Infine il sostituto, rispondendo a una domanda del presidente del Tribunale vaticano, Giuseppe Pignatone, ha confermato di aver autorizzato la serie di versamenti pari a 575 mila euro sul conto della Logsinc, società intestata a Cecilia Marogna. Di tali pagamenti ebbe per la prima volta notizia da monsignor Alberto Perlasca, responsabile dell’Ufficio Amministrativo, testimone chiave del processo: “Era venuto con un ordine di trasferimento bancario. Non c’era nome, niente, solo la ditta. ‘Questa è una cosa che Becciu sta portando avanti da tempo. Non ti ha parlato di questo?’, mi disse”.

Peña Parra rispose di non firmare nulla senza prima averne parlato col Papa.

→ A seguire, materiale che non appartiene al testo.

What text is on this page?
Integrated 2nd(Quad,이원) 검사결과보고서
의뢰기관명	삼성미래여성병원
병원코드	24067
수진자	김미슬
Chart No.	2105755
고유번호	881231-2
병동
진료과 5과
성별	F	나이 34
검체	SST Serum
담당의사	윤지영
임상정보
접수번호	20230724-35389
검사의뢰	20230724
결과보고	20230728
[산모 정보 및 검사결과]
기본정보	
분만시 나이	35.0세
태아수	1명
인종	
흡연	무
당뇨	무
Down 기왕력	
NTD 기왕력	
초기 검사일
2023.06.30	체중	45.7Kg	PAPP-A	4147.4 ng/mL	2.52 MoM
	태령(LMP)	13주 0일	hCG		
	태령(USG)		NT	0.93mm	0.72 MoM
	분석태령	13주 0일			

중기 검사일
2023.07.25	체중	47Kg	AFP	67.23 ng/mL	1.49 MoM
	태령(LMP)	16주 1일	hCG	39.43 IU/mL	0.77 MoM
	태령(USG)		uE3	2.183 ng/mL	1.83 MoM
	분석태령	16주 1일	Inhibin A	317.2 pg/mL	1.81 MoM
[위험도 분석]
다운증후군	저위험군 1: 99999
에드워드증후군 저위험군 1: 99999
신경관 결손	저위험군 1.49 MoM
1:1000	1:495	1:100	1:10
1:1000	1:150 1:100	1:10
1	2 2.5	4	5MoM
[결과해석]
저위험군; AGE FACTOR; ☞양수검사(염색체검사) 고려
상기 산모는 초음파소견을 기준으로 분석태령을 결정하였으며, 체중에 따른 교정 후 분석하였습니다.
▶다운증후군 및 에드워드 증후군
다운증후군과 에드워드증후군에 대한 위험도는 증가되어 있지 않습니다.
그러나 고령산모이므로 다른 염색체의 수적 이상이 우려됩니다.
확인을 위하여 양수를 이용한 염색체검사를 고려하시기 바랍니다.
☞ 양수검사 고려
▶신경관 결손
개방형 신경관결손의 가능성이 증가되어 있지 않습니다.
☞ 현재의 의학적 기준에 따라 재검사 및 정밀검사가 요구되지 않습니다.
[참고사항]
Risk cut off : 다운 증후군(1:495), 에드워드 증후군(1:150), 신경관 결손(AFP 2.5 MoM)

Ricevuto il placet, il sostituto ne ha voluto comunque parlare con lo stesso Becciu che gli spiegò che i versamenti servivano per la liberazione di una suora rapita, tema che aveva “seguito” da sostituto. I versamenti sono durati fino a luglio 2019. “Durante il colloquio con Becciu è stato fatto il nome di Cecilia Marogna?”. “No”, ha risposto Peña Parra, “l’ho saputo dai giornali”.

Le prossime udienze si terranno il 29, 30 e 31 marzo.